The founders of the Happy Planet Index have found that happiness, love and health all outweigh the importance of wealth when it comes to personal well-being. Gross National Happiness appears to be more important than Gross National Product. Though, the economic world is still mainly focused on the second indicator. Nic Marks, founder of the Centre for Well-being, suggest there are five positive actions that can improve well-being (with money not being included!):
- Connecting: Social relationships make up the most important cornerstones of life.
- Being active: Regular physical activity is linked to better mental and physical health outcomes and also to happiness.
- Taking notice: This is about being self-aware and mindful of one’s own moods, attitudes and behaviour.
- Lifelong learning: Ongoing personal development and education is a key contributor to well-being.
- Giving: Altruistic acts of giving, volunteering and showing compassion for others are important.
Interestingly enough, successful people already incorporate kindness in their life by giving (financially) before they have reached their point of wealth/success.
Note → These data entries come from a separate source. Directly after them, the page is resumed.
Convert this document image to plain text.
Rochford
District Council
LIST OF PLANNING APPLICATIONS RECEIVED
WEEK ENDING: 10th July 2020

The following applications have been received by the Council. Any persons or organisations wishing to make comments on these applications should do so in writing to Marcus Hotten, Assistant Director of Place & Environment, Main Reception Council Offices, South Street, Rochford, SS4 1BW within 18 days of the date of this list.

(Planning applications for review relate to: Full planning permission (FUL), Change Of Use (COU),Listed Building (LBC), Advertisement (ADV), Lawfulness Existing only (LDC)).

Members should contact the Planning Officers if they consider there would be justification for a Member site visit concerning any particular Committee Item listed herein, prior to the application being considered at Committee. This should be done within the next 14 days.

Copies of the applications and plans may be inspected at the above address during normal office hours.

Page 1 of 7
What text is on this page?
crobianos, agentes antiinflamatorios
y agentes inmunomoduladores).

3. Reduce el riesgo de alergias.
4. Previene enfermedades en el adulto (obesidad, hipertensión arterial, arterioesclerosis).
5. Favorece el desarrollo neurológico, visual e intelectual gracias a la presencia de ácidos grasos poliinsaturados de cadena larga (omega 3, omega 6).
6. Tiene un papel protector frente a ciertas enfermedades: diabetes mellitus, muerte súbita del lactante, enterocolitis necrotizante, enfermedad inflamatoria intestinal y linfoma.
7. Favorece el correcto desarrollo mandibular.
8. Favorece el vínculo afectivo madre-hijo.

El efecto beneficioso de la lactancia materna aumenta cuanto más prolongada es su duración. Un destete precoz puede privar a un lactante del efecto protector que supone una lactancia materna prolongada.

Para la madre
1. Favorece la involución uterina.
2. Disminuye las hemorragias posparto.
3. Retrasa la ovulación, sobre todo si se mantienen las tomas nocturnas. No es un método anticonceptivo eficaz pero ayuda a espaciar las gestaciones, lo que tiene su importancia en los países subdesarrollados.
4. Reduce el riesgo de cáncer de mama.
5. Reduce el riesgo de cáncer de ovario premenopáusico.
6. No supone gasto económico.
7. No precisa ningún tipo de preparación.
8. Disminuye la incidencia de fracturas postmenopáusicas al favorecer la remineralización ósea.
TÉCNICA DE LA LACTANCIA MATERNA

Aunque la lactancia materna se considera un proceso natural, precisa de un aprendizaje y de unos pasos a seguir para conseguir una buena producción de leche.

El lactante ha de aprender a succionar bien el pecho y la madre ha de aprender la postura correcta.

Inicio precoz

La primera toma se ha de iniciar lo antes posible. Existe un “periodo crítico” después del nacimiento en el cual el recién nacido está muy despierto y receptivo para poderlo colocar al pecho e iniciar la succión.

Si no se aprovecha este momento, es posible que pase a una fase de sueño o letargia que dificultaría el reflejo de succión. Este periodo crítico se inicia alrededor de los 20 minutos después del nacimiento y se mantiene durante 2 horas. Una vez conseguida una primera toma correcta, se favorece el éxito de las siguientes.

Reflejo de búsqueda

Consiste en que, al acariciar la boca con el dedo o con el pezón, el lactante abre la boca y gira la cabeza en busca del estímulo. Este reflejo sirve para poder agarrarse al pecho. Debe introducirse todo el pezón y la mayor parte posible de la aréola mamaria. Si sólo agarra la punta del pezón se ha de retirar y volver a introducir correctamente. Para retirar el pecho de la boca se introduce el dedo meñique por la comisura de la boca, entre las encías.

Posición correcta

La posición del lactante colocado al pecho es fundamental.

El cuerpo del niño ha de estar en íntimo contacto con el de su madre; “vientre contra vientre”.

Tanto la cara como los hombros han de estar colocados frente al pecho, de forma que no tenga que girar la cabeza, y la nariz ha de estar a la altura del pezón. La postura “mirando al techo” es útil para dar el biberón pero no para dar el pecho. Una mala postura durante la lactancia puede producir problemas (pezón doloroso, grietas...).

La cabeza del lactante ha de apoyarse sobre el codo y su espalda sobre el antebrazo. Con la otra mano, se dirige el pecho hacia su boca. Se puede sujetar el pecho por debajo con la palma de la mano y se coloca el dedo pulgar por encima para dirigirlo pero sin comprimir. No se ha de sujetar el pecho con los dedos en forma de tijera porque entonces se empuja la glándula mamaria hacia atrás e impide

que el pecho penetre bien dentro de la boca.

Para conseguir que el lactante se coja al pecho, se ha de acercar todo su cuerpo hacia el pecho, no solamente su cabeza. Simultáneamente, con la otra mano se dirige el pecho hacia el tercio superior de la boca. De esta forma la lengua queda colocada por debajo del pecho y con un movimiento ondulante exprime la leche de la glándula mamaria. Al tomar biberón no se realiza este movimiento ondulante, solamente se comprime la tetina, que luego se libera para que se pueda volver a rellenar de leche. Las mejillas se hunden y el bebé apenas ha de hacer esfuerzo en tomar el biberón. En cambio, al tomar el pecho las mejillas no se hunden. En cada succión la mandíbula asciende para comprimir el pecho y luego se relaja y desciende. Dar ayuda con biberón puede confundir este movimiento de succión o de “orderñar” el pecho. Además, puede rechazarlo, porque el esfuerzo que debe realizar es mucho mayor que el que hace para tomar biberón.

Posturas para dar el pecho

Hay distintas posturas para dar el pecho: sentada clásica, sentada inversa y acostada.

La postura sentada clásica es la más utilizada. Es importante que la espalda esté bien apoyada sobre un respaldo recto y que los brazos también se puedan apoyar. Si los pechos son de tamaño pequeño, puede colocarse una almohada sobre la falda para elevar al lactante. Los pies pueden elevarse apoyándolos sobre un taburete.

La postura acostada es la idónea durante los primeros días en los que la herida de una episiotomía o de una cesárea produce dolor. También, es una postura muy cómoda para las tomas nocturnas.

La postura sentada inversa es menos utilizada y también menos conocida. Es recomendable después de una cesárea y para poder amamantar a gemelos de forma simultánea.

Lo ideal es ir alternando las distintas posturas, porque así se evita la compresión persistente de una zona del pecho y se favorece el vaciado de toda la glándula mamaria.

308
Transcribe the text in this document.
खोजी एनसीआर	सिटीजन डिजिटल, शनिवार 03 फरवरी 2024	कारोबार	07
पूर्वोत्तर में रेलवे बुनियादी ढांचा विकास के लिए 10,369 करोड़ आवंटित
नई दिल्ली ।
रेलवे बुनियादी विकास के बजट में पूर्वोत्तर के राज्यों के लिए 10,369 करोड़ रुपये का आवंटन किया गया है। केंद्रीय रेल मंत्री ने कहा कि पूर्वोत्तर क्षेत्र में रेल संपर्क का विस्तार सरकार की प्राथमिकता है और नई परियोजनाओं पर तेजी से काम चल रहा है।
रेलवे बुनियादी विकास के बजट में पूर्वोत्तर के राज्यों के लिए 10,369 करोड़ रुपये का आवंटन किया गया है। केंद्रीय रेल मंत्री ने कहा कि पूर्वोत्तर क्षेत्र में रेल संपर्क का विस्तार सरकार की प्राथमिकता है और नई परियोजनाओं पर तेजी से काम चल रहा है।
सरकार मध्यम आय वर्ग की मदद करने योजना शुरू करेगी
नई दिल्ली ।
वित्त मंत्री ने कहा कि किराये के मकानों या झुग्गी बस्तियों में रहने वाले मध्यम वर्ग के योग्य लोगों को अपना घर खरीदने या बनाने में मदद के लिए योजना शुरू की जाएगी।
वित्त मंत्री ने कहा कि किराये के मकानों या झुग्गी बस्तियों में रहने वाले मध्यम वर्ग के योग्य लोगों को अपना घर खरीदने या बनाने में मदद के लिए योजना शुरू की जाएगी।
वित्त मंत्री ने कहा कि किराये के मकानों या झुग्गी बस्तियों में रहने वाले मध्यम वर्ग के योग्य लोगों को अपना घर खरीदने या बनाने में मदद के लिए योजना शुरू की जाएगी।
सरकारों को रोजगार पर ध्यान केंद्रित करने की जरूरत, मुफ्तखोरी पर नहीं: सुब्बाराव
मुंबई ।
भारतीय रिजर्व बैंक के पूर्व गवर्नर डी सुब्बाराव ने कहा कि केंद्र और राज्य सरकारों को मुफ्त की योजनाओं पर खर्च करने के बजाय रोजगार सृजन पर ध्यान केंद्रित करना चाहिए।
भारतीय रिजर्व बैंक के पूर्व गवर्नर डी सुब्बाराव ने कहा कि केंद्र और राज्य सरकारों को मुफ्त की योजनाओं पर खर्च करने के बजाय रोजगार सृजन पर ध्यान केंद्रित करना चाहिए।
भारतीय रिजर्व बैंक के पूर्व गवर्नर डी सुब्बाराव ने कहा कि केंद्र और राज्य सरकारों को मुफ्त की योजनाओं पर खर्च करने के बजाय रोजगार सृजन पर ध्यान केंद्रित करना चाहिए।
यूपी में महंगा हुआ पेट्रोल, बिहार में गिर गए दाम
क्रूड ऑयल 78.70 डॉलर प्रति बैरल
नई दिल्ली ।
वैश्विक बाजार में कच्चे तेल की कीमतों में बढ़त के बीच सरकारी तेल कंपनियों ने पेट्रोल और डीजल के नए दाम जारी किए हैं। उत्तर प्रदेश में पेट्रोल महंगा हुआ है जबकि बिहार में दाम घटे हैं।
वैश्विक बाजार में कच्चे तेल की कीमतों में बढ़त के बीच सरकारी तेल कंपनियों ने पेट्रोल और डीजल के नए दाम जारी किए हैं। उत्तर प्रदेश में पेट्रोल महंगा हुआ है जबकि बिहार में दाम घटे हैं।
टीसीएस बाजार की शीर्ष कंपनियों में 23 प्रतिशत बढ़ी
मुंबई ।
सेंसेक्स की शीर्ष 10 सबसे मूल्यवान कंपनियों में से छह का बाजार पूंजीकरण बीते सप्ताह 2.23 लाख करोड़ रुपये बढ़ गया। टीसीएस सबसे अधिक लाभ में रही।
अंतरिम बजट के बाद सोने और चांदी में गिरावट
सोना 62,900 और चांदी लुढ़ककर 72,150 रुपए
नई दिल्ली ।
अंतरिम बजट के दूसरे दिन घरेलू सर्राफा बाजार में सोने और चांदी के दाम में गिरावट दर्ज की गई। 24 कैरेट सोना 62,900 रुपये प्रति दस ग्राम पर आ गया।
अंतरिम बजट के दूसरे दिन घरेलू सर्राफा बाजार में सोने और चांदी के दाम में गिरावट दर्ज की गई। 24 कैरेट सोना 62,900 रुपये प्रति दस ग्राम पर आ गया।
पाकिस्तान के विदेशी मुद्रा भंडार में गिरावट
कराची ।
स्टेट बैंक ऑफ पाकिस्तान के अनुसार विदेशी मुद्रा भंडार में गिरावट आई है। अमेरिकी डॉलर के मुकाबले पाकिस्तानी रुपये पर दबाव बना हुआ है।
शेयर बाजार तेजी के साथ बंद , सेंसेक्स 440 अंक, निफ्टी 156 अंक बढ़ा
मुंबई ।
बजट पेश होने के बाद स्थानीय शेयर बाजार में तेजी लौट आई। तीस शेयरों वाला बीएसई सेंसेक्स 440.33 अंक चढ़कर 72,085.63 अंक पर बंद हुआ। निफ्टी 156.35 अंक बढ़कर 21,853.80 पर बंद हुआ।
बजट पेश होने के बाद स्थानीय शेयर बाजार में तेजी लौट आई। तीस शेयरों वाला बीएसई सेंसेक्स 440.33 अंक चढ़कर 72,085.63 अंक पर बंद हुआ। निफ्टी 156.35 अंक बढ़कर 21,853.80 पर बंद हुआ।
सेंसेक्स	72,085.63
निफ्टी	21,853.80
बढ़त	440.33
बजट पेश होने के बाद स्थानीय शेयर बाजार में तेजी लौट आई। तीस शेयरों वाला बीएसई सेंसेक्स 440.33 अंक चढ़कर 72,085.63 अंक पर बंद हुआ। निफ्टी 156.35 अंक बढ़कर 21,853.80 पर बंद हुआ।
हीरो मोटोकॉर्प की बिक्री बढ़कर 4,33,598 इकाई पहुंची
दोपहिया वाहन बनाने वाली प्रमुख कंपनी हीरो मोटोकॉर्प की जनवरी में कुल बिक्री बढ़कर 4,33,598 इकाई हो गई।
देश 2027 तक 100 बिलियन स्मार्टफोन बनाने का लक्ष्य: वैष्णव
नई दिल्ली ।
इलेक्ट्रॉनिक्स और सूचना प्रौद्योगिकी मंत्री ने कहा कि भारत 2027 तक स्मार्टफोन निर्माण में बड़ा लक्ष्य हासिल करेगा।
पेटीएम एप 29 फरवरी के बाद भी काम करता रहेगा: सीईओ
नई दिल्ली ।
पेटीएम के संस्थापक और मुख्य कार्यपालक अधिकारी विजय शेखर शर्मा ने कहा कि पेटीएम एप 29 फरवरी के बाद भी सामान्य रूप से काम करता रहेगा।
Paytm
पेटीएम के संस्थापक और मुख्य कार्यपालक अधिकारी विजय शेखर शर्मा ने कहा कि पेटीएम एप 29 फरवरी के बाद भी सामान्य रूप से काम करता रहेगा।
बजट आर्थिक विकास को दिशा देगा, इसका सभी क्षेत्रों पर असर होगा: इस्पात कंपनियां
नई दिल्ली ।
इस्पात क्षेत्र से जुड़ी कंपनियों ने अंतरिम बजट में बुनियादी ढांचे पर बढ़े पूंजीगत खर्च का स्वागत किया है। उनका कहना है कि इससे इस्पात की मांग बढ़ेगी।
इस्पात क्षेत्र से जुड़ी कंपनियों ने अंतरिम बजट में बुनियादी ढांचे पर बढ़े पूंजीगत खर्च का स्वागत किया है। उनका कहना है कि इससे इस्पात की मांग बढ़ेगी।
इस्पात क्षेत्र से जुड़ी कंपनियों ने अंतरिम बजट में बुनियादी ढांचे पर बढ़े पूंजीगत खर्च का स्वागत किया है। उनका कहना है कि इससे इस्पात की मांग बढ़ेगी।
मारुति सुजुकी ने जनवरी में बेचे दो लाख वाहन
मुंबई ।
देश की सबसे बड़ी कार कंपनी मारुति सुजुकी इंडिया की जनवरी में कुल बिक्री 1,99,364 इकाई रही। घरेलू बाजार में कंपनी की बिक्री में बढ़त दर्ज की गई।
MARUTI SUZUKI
In other words, it doesn’t matter how much you give or how – through for example blessings, sharing of knowledge, donation of your time or a simply monetary donation – but more that you give in a suitable way for your life.
Amanda concludes with the following inspiring words: “By redefining our relationship with money, we can begin to establish more meaningful uses for it. We can stop chasing money and start chasing our dreams. Go forth, find your flow, and prosper.”